Last year, a couple of us in the Mid-Hudson Valley where I live wanted a way to commemorate the 150th anniversary of the Communist Manifesto. We decided that we would discuss class. Down from the shelf came Fanshen yet again, because it is one of the most clear and accessible applications of class analysis.

We decided to devote the first session of the group to consciousness-raising on class-—starting with ourselves and figuring out how each of us fits into the economic and social class structure. We each answered the following questions:

   What economic and social class(es) do you belong to? What class do you identify with? Explain.

   Have you changed classes, up or down, during your life? Did you think or hope or fear you would? Do you think or hope or fear you will? Explain.

   How has your class position—economic, social and political—(including any up or down change) affected your life for better or worse?

In the “Rules of Engagement” of our invitation, we explained we would be using consciousness-raising “to keep the discussion rooted in concrete reality and to keep from becoming abstract and esoteric.” Of course, everyone was also required to read or re-read the Manifesto.

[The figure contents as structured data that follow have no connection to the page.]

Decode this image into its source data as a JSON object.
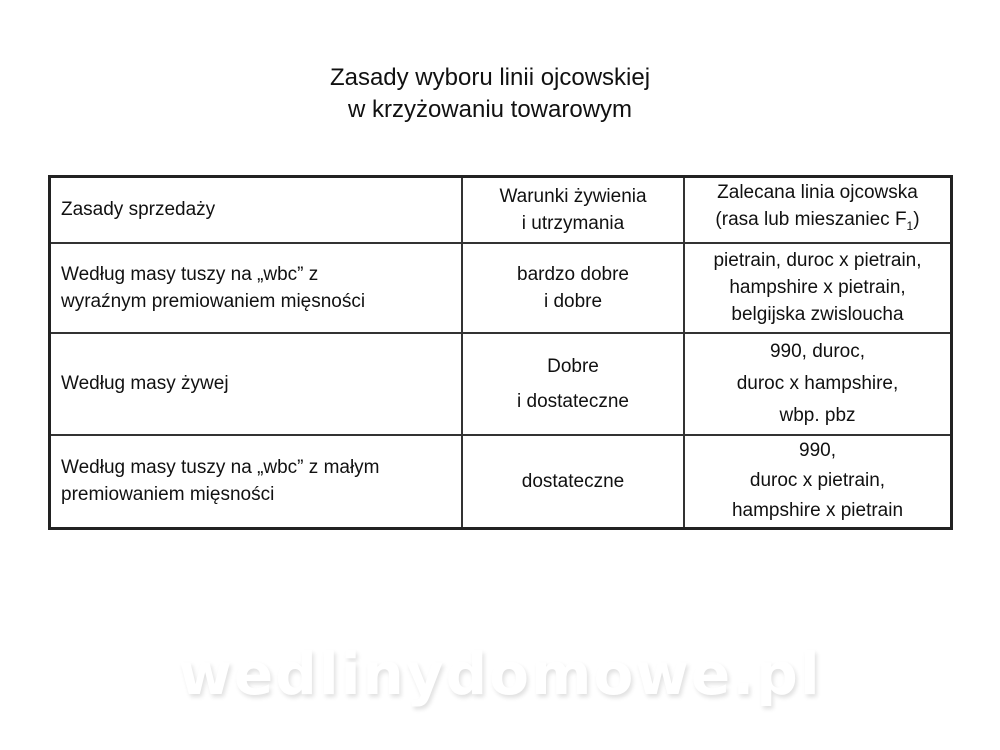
{
  "title": {
    "line1": "Zasady wyboru linii ojcowskiej",
    "line2": "w krzyżowaniu towarowym"
  },
  "table": {
    "headers": [
      {
        "lines": [
          "Zasady sprzedaży"
        ]
      },
      {
        "lines": [
          "Warunki żywienia",
          "i utrzymania"
        ]
      },
      {
        "lines": [
          "Zalecana linia ojcowska",
          "(rasa lub mieszaniec F",
          "1",
          ")"
        ]
      }
    ],
    "rows": [
      {
        "sale": [
          "Według masy tuszy na „wbc” z",
          "wyraźnym premiowaniem mięsności"
        ],
        "conditions": [
          "bardzo dobre",
          "i dobre"
        ],
        "line": [
          "pietrain, duroc x pietrain,",
          "hampshire x pietrain,",
          "belgijska zwisloucha"
        ]
      },
      {
        "sale": [
          "Według masy żywej"
        ],
        "conditions": [
          "Dobre",
          "i dostateczne"
        ],
        "line": [
          "990, duroc,",
          "duroc x hampshire,",
          "wbp. pbz"
        ]
      },
      {
        "sale": [
          "Według masy tuszy na „wbc” z małym",
          "premiowaniem mięsności"
        ],
        "conditions": [
          "dostateczne"
        ],
        "line": [
          "990,",
          "duroc x pietrain,",
          "hampshire x pietrain"
        ]
      }
    ]
  },
  "watermark": "wedlinydomowe.pl"
}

I bring this up, because I think one of the most important lessons that can be learned from the experience of the Long Bow peasants is that we absolutely must understand class forces if we are ever to fanshen and help others to fanshen. The better we understand class the fewer mistakes we will make.  Understanding class teaches who our allies can be and who our enemies are. We can’t “check-mate” the oppressor if we don’t have a basic knowledge of classes, the strengths and weaknesses of each, starting with ourselves, regardless of what our own class is.  I was struck during my recent re-reading of Fanshen by how complicated class is and how difficult it is to “settle accounts” and get it right. It’s especially hard because we live in a country that doesn’t want to admit that anyone lives here except the middle class, and we live in a time when class is further complicated by the effects of imperialism.

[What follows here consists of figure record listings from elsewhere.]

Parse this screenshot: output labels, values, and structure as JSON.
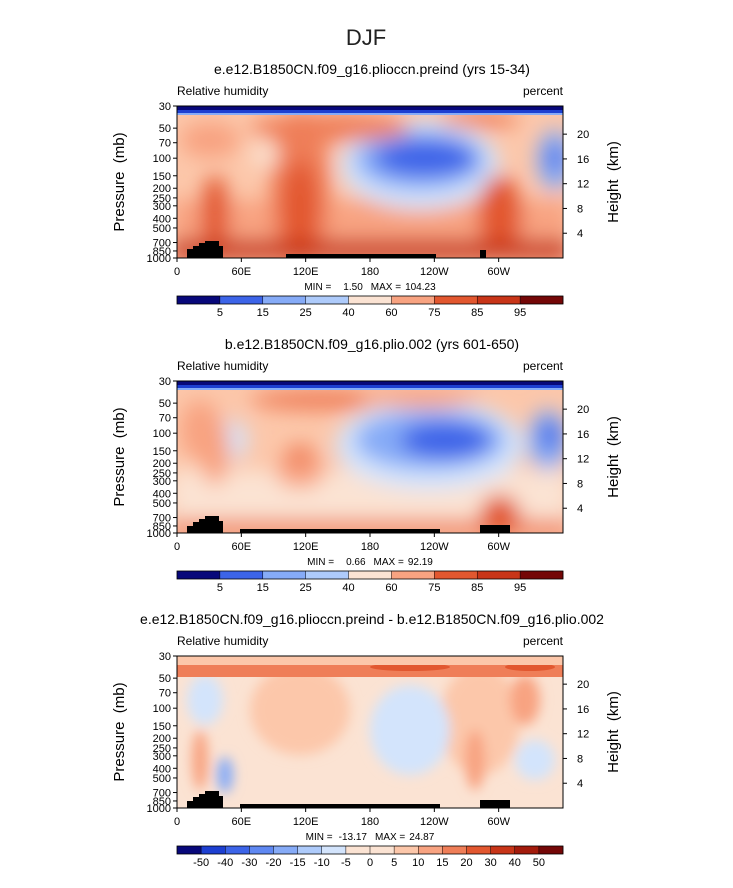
{
  "page_title": "DJF",
  "chart_data": [
    {
      "type": "heatmap",
      "title": "e.e12.B1850CN.f09_g16.plioccn.preind (yrs 15-34)",
      "left_label": "Relative humidity",
      "right_label": "percent",
      "ylabel": "Pressure  (mb)",
      "ylabel_right": "Height  (km)",
      "x_ticks": [
        "0",
        "60E",
        "120E",
        "180",
        "120W",
        "60W"
      ],
      "y_ticks": [
        "30",
        "50",
        "70",
        "100",
        "150",
        "200",
        "250",
        "300",
        "400",
        "500",
        "700",
        "850",
        "1000"
      ],
      "height_ticks": [
        "20",
        "16",
        "12",
        "8",
        "4"
      ],
      "min_label": "MIN =",
      "min_value": "1.50",
      "max_label": "MAX =",
      "max_value": "104.23",
      "colorbar_labels": [
        "5",
        "15",
        "25",
        "40",
        "60",
        "75",
        "85",
        "95"
      ]
    },
    {
      "type": "heatmap",
      "title": "b.e12.B1850CN.f09_g16.plio.002 (yrs 601-650)",
      "left_label": "Relative humidity",
      "right_label": "percent",
      "ylabel": "Pressure  (mb)",
      "ylabel_right": "Height  (km)",
      "x_ticks": [
        "0",
        "60E",
        "120E",
        "180",
        "120W",
        "60W"
      ],
      "y_ticks": [
        "30",
        "50",
        "70",
        "100",
        "150",
        "200",
        "250",
        "300",
        "400",
        "500",
        "700",
        "850",
        "1000"
      ],
      "height_ticks": [
        "20",
        "16",
        "12",
        "8",
        "4"
      ],
      "min_label": "MIN =",
      "min_value": "0.66",
      "max_label": "MAX =",
      "max_value": "92.19",
      "colorbar_labels": [
        "5",
        "15",
        "25",
        "40",
        "60",
        "75",
        "85",
        "95"
      ]
    },
    {
      "type": "heatmap",
      "title": "e.e12.B1850CN.f09_g16.plioccn.preind - b.e12.B1850CN.f09_g16.plio.002",
      "left_label": "Relative humidity",
      "right_label": "percent",
      "ylabel": "Pressure  (mb)",
      "ylabel_right": "Height  (km)",
      "x_ticks": [
        "0",
        "60E",
        "120E",
        "180",
        "120W",
        "60W"
      ],
      "y_ticks": [
        "30",
        "50",
        "70",
        "100",
        "150",
        "200",
        "250",
        "300",
        "400",
        "500",
        "700",
        "850",
        "1000"
      ],
      "height_ticks": [
        "20",
        "16",
        "12",
        "8",
        "4"
      ],
      "min_label": "MIN =",
      "min_value": "-13.17",
      "max_label": "MAX =",
      "max_value": "24.87",
      "colorbar_labels": [
        "-50",
        "-40",
        "-30",
        "-20",
        "-15",
        "-10",
        "-5",
        "0",
        "5",
        "10",
        "15",
        "20",
        "30",
        "40",
        "50"
      ]
    }
  ],
  "colors": {
    "scale": [
      "#08087a",
      "#1d3fd1",
      "#3c64e8",
      "#5f88f2",
      "#86abf7",
      "#aecbfb",
      "#d3e4fc",
      "#fbe3d3",
      "#fcc7aa",
      "#f8a381",
      "#ef7e58",
      "#e2572f",
      "#c83518",
      "#a31b0c",
      "#740707"
    ],
    "text": "#000000",
    "land": "#000000"
  }
}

Another lesson that Fanshen points up is the absolute necessity of having a party—a dedicated leadership—that listens to the people and figures out a program that truly speaks to our needs and dreams and at least begins to lay out how they might be achieved. Because, as Bill Hinton put it in Fanshen, “No individual, no matter how brilliant, could match a dedicated collective body of wisdom.” It is clear in reading about Long Bow that there are solutions to problems of both policy and organizing when you have that “dedicated collective body” learning and then dispensing its wisdom. We need that kind of leadership, that kind of party. The anti-leadership line of much of the ’60s generation has left a lot of voids.

This has been just a skimming of the surface of what activists in the United States today can learn from the struggle in Long Bow. I will close by saying that Fanshen, and many of Bill Hinton’s other writings, have been a way that I could learn what the Chinese revolution is really like in its everydayness and the connection between that everyday work and the grand scheme. Bill, your 80th birthday seems a good time to say that we’re really glad that you were born, and really glad you made those trips to China and shared the struggles in Long Bow with us with such deep insight and wonderful clarity. Thank you.

_________________

 

The above was delivered a panel presentation at a conference at Columbia University, April 3, 1999, entitled “Understanding China’s Revolution: A Celebration of the Lifework of William Hinton. It was co-sponsored by the China Study Group, Columbia University East Asian Institute, Monthly Review Magazine, US-China Peoples Friendship Association, China and the World Magazine, and friends of Bill Hinton on the occasion of Hinton’s 80th birthday.